来一发就来一发,她是可以不介意,但不表示她能这样亵渎神明,这跟她上床时床头柜放着母亲注视的照片有什么区别??是个人都萎了!
书被人不耐烦地抽走,随后随意扔在了她脚下的跪凳上。
蓬灵终于消停了,因为男人用带着手套的手背轻轻抵开了她的膝盖。
即便隔着一层布料,也能清晰感受到他凸起的指骨,微微一用力,便陷进了她柔软的皮肉里。
他忽然道:“想出去吗?”
蓬灵一顿,随即听到他更直白的话语:“不是叫我主人吗?”
她没接腔,但也没否认。
有些事便变得更加顺理成章。
“那就好好抚慰,别耍花样。
”他最后提醒了一次。
omega就是温顺,亲人,柔软的。
他让她把腿张开,空出一个极尽暧昧的空间,而后往前一步,鞋尖“笃笃”两声,抵在她脚下的跪凳边缘,两人之间的距离,近到无可再近。

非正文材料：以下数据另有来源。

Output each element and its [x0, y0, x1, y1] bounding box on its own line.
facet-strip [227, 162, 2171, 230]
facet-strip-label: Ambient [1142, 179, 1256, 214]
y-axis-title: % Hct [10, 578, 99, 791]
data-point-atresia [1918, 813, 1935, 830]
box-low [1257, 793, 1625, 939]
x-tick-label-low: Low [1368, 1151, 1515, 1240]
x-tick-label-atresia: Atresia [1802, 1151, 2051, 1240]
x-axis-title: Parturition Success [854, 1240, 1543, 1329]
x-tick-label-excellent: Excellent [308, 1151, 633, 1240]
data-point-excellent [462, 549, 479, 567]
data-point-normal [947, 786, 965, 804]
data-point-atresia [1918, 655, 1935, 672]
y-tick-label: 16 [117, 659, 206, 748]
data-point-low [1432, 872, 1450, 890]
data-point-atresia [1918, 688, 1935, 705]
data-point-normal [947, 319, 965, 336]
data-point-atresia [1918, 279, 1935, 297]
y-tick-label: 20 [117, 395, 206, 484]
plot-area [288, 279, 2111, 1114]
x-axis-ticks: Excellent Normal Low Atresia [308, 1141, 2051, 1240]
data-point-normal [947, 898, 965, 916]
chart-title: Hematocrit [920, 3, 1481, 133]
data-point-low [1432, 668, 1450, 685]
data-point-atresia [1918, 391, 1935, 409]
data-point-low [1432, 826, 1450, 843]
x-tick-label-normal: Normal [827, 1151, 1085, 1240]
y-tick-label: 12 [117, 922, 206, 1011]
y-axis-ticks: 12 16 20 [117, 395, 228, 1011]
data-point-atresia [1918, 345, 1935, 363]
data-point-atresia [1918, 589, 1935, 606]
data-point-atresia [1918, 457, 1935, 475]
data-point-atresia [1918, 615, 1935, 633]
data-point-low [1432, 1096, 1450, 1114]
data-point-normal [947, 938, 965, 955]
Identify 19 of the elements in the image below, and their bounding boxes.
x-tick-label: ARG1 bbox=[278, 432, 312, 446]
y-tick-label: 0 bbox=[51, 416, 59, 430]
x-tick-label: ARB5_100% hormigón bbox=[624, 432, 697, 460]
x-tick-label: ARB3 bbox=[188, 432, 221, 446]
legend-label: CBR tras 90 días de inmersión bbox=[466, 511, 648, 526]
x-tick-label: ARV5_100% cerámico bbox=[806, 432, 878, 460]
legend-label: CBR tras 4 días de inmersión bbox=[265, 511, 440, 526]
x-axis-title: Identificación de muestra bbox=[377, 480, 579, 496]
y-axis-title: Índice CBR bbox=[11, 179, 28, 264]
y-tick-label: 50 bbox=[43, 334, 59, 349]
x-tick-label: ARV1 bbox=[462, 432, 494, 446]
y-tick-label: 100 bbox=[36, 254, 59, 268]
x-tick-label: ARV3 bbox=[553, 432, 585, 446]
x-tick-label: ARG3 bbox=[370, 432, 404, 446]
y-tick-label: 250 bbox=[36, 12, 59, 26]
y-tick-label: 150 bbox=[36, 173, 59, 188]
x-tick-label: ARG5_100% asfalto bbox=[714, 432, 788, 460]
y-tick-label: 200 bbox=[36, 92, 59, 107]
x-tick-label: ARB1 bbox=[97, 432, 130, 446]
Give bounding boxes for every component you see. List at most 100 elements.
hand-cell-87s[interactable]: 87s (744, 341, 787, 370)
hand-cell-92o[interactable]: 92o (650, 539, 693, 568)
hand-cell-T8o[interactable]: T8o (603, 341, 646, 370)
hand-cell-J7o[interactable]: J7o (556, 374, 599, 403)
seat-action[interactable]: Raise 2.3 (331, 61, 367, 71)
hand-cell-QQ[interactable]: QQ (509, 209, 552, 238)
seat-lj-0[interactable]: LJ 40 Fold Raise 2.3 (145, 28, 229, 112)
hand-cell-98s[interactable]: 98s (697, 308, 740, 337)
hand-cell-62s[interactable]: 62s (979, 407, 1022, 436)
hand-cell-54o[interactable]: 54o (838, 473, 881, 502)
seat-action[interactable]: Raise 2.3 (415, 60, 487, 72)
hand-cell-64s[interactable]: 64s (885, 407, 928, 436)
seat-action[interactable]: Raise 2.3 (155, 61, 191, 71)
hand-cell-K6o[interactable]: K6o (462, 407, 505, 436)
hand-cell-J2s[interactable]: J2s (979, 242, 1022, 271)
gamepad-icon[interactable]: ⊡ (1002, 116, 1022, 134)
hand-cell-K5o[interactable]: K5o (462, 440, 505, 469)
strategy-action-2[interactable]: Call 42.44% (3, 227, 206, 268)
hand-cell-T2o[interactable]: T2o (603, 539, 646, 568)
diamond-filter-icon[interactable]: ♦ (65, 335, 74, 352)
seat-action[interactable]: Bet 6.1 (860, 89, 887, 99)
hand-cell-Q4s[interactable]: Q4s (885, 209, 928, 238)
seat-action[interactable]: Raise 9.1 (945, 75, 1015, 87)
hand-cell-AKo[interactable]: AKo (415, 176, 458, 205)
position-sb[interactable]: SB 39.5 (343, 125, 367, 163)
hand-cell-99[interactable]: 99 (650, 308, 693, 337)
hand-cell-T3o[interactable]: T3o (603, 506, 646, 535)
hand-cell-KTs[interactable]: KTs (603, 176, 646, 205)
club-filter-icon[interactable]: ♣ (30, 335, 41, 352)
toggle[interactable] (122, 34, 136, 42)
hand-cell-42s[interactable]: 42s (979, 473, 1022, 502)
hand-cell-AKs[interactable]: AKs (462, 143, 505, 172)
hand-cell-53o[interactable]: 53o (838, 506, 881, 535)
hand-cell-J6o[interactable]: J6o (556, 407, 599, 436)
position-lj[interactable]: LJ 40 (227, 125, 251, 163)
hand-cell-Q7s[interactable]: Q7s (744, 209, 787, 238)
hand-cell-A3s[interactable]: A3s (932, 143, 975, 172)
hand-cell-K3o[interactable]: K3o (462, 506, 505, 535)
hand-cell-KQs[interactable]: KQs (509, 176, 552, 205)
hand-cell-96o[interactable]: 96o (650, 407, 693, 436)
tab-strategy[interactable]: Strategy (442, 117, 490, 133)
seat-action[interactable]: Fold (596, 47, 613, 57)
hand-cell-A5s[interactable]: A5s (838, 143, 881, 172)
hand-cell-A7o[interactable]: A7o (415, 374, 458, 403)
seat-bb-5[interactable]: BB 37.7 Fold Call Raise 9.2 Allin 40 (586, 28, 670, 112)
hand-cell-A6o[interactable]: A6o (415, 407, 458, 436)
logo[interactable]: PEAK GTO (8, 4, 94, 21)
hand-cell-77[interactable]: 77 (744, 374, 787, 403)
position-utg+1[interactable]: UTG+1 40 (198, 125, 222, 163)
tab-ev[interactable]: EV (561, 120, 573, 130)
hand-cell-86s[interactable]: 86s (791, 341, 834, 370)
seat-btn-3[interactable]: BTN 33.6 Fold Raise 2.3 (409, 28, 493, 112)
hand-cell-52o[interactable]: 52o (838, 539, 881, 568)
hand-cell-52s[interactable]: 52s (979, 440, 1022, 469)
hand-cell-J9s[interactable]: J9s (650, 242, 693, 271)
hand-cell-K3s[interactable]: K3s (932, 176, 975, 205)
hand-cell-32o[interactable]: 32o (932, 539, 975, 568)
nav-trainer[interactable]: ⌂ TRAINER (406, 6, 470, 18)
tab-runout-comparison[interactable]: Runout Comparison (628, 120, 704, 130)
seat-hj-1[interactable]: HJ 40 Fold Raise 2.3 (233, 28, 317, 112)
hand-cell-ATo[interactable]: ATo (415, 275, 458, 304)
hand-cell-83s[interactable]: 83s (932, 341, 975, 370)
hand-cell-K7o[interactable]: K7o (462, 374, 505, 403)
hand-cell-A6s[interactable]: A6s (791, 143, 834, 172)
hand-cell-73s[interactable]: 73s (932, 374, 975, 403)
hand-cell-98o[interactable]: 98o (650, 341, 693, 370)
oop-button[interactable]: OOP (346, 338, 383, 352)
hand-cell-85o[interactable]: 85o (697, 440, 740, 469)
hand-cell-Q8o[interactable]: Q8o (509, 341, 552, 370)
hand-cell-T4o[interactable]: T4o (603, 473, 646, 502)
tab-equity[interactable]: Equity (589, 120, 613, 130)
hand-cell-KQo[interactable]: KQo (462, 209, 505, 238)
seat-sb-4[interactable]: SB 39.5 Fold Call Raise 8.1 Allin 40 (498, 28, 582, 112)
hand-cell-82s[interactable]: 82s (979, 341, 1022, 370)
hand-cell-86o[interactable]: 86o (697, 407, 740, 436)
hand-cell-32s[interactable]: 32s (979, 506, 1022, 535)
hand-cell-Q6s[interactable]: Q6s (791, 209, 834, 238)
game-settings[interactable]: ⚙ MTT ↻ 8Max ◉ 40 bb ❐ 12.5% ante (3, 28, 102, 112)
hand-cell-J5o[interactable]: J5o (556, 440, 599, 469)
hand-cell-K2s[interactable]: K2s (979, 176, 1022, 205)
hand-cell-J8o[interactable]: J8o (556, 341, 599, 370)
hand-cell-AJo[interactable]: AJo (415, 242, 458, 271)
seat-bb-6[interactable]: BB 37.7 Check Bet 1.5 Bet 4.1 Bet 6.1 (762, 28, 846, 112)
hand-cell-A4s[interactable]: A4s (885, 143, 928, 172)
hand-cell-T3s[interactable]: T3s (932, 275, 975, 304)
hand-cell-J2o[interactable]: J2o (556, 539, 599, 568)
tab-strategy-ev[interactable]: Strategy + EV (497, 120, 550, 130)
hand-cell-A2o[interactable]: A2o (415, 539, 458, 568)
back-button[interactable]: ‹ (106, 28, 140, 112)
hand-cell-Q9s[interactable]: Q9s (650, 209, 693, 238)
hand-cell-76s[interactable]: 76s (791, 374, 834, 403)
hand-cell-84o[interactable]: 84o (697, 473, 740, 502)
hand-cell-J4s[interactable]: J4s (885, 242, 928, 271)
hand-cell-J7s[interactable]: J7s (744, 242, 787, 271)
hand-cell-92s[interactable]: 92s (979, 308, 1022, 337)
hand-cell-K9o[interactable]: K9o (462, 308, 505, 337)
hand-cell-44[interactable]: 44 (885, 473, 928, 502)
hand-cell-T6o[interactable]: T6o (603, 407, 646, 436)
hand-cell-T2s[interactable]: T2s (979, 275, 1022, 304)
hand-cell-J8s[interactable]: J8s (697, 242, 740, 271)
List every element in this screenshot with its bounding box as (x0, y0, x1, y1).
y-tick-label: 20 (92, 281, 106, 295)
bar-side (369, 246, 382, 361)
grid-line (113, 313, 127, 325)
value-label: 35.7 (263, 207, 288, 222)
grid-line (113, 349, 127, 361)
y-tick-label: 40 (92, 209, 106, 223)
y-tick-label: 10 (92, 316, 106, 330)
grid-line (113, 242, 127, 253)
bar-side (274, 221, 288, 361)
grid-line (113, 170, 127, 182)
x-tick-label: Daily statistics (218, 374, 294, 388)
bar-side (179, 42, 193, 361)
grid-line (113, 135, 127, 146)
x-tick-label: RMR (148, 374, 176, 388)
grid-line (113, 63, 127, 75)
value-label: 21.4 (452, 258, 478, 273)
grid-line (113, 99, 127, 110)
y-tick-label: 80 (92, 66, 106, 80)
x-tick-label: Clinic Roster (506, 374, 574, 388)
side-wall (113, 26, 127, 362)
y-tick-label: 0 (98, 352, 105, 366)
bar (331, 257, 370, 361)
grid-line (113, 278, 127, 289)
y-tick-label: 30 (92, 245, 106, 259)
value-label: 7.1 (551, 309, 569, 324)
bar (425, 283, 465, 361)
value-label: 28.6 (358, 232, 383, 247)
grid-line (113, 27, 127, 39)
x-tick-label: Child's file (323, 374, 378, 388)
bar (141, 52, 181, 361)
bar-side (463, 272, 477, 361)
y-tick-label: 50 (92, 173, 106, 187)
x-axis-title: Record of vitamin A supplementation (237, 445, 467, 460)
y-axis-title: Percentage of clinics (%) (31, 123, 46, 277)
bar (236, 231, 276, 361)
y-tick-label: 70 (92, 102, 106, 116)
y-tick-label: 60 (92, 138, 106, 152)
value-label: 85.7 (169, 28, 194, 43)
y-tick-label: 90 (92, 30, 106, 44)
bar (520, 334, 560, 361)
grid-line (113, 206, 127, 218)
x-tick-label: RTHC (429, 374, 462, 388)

蓬灵是被他架上桌板的,宽松的裤腿皱在腿根处压住了一截,再被分开膝盖后,裤脚又往上窜了一截。
冰冷坚硬的触感,毫无征兆地贴上她裸露的小腿肌肤,她轻微打了个颤,才反应过来,那是他腰间长刀的刀鞘尖端。
男人指尖轻巧地拨了下刀柄,那鞘尖便不轻不重地在她小腿上“——啪、——啪”拍了两记。
是警告她差不多可以了。
她的神经又一次抽紧了,立刻坐直了身体,伸出手往前探,摸到了他绕过腰间的束缚带,顺着往下到胯才摸到搭扣,她在光面搭扣上胡乱按过去,瞎猫碰上死耗子,终是“咔哒”一声解开了。
“你干什么?”这一声质问的声音压得很冷,没有人会把这种语气当成欲迎还拒的调情。
蓬灵愣了一下,刚要叫屈一句“难道你不是这个意思吗?”,刀柄忽然就从下方顶上来,粗暴地隔开了她的手。
“别碰我。
”他冷冷地警告。
“我不碰你我不碰你!”她连忙举起双手投降着往后仰,虽不理解,但心里却大大松了口气,“就跟刚才一样用信息素是吧,我了解了。
”
他不语,但左手始终搁在刀柄上,似乎在提醒她再犯一次错,就没有下一次机会了。
这个位置让蓬灵能很方便地触碰到他,黑暗中她接连碰错了位置,从肩膀到脖子,最后是他纡尊降贵般低头侧了侧脸,她的手指才抚上他的脸颊。
这点皮肤接触就够了,蓬灵沉下心,专心致志地开始用信息素抚慰眼前处于发情状态的alpha。
黑匣子一样的暗室把信息素浓度堆得越来越高,他的精神力状态明明在抚慰下有效变好,可呼吸却乱了又乱。
距离太近了,那些呼出来的热气星星点点地洒在她侧颈上,她往后缩了下脖子,他却喘着气将脸颊主动蹭了下她后退的掌心,那只始终按在刀上的右手随着不断前压的身体终于难以忍受般撑在她腰侧的桌面上。
她的衣摆被他的掌心胡乱压住,布料纵向绷紧,让她生出一种被彻底禁锢、无处可逃的错觉。